Renting or Being a Renter

  • You should spend no more than 30% of your income on rent. Some rental places will put a minimum income limit for their tenants. If you have a low credit score, you may be required to have a co-signer to rent.
  • Choose a location that fits you-whether you need public transportation, nearby shopping, or good schools.
  • Choose a place that has the features you want, such as number of bedrooms, a sizable kitchen, or access to a backyard.
  • Make sure you understand the terms of your contract, such as pet fees and how much time you must give as notice to terminate the lease.

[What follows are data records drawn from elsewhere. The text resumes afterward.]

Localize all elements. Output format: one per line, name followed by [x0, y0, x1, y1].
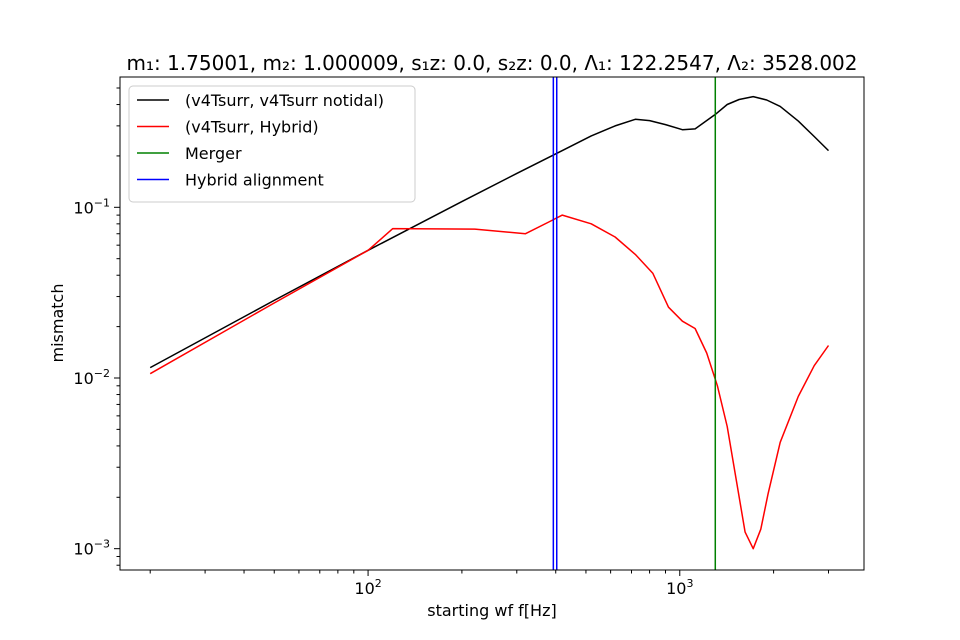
chart-title: m₁: 1.75001, m₂: 1.000009, s₁z: 0.0, s₂z…	[126, 51, 857, 75]
y-tick-label: 10−1	[73, 196, 110, 217]
y-axis-label: mismatch	[48, 284, 67, 363]
x-axis: 102 103	[149, 570, 829, 598]
series-line-1	[149, 214, 830, 550]
x-axis-label: starting wf f[Hz]	[427, 601, 556, 620]
legend-label: Merger	[185, 144, 242, 163]
y-axis: 10−3 10−2 10−1	[73, 87, 120, 566]
plot-frame	[119, 76, 865, 571]
legend-label: Hybrid alignment	[185, 171, 324, 190]
y-tick-label: 10−2	[73, 367, 110, 388]
x-tick-label: 102	[354, 577, 381, 598]
series-line-0	[149, 95, 830, 369]
legend: (v4Tsurr, v4Tsurr notidal) (v4Tsurr, Hybr…	[128, 85, 416, 203]
x-tick-label: 103	[666, 577, 693, 598]
legend-label: (v4Tsurr, v4Tsurr notidal)	[185, 91, 384, 110]
y-tick-label: 10−3	[73, 538, 110, 559]
legend-box	[128, 85, 416, 203]
legend-label: (v4Tsurr, Hybrid)	[185, 118, 319, 137]
series-layer	[149, 77, 830, 570]
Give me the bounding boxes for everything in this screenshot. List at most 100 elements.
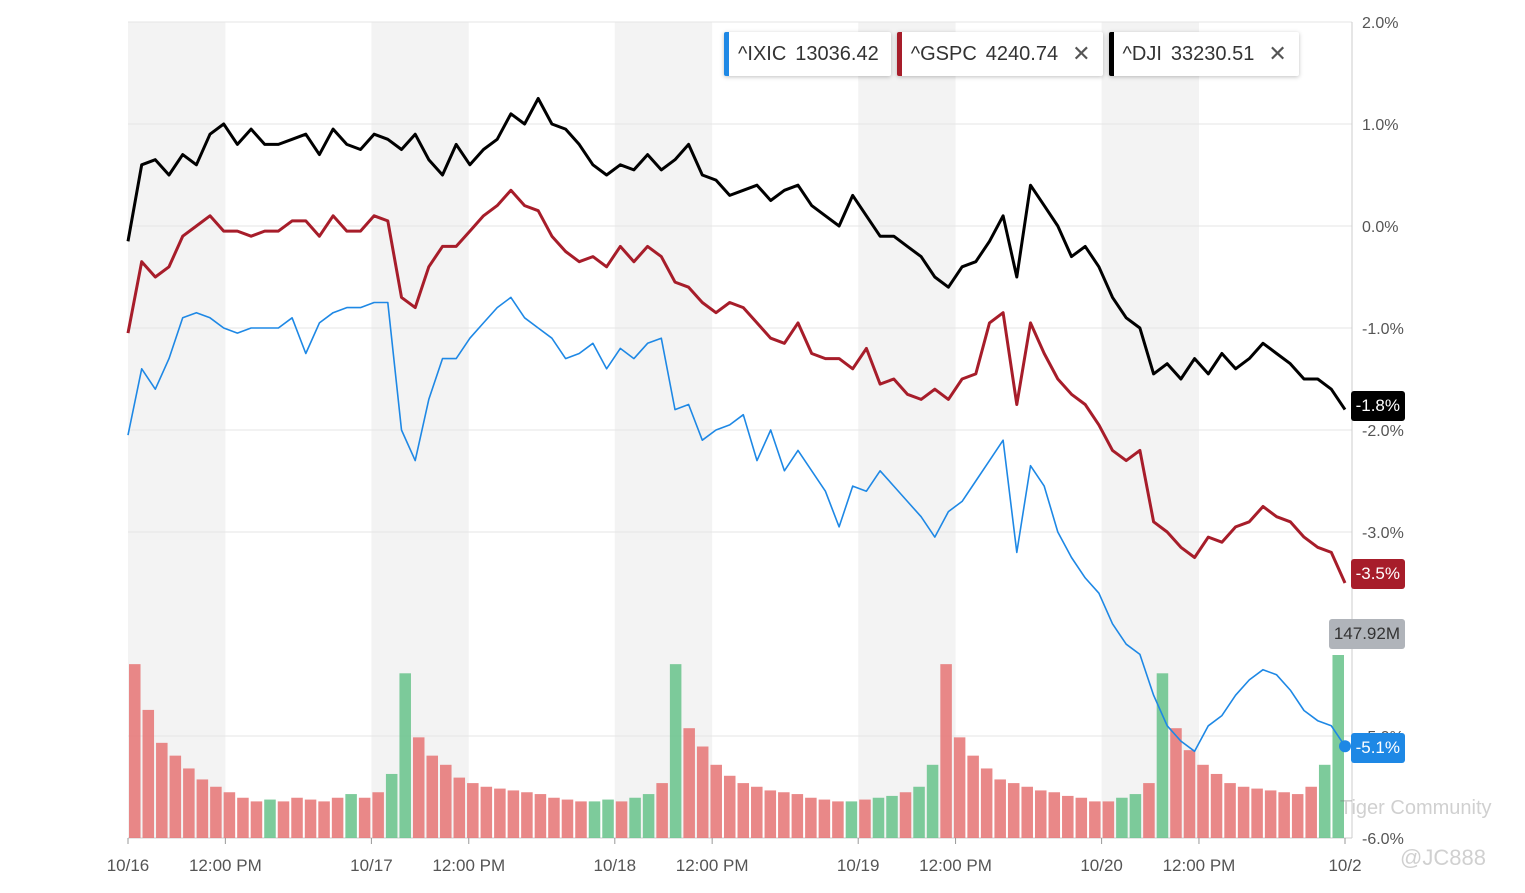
volume-bar bbox=[1021, 786, 1033, 838]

Landlord/Tenant Relationship

  • The Federal Fair Housing Act prohibits a landlord from discriminating against a possible tenant based on race, color, origin, family status, disability, or sex.
  • Except for an emergency, a landlord must provide notice to the tenant before entering their unit, usually at least 24 hours.
  • Landlords are required to keep the property in a habitable condition, generally providing heating, plumbing, and electricity as well as repairing any of the above in a timely manner.
  • If the landlord doesn’t make a repair when requested, a tenant can usually withhold rent until it is repaired, make the repair themselves and deduct the cost from their rent, move out, or pay the rent and sue the landlord.

Renters Insurance

  • Most places require you to have renters insurance. Landlord insurance typically only covers damage to the building, not the personal property inside the building.
  • Renters insurance can cover the loss of your personal belongings, like clothing or appliances, up to a certain amount, liability insurance if someone is harmed in your home or if there is damage to the property, and additional living expenses if you are unable to live on the property, such as due to a fire, and have to find temporary housing. It may even cover additional food expenses if you are in temporary housing that does not have a kitchen, so you have to eat out.
  • Some luxury items, like jewelry, may only be covered to a certain amount, so you should consider adding additional coverage if you want those items protected.
  • You can choose coverage that will replace the items lost, or coverage that will pay you cash for the items minus depreciation.
  • Some insurance agencies will offer discounts if you have additional safety features, like an alarm system or sprinklers, or if you have other insurance policies with them.
  • Basic coverage may have exclusions if damage is caused by a natural disaster, such as a flood or earthquake.
  • Some insurance companies require additional coverage if you have a high risk dog.

Television

  • It is often cheaper to bundle your television service with internet and/or phone services.
  • Some areas are only available to certain television services, so make sure the service is available in your area and don’t be afraid to shop around with the services that are provided.
  • Satellite TV can be less expensive because it requires fewer materials than cable, but cable TV can be more reliable in bad weather.

Streaming Services

  • If you are deciding whether to go with a streaming service, rather than standard cable or satellite, you need to first decide what channels you want. Then you will have to research different streaming service providers to see if they provide those channels.
  • You may have to get more than one streaming service to get the channels you want. This can quickly add up to more than a standard cable or satellite package.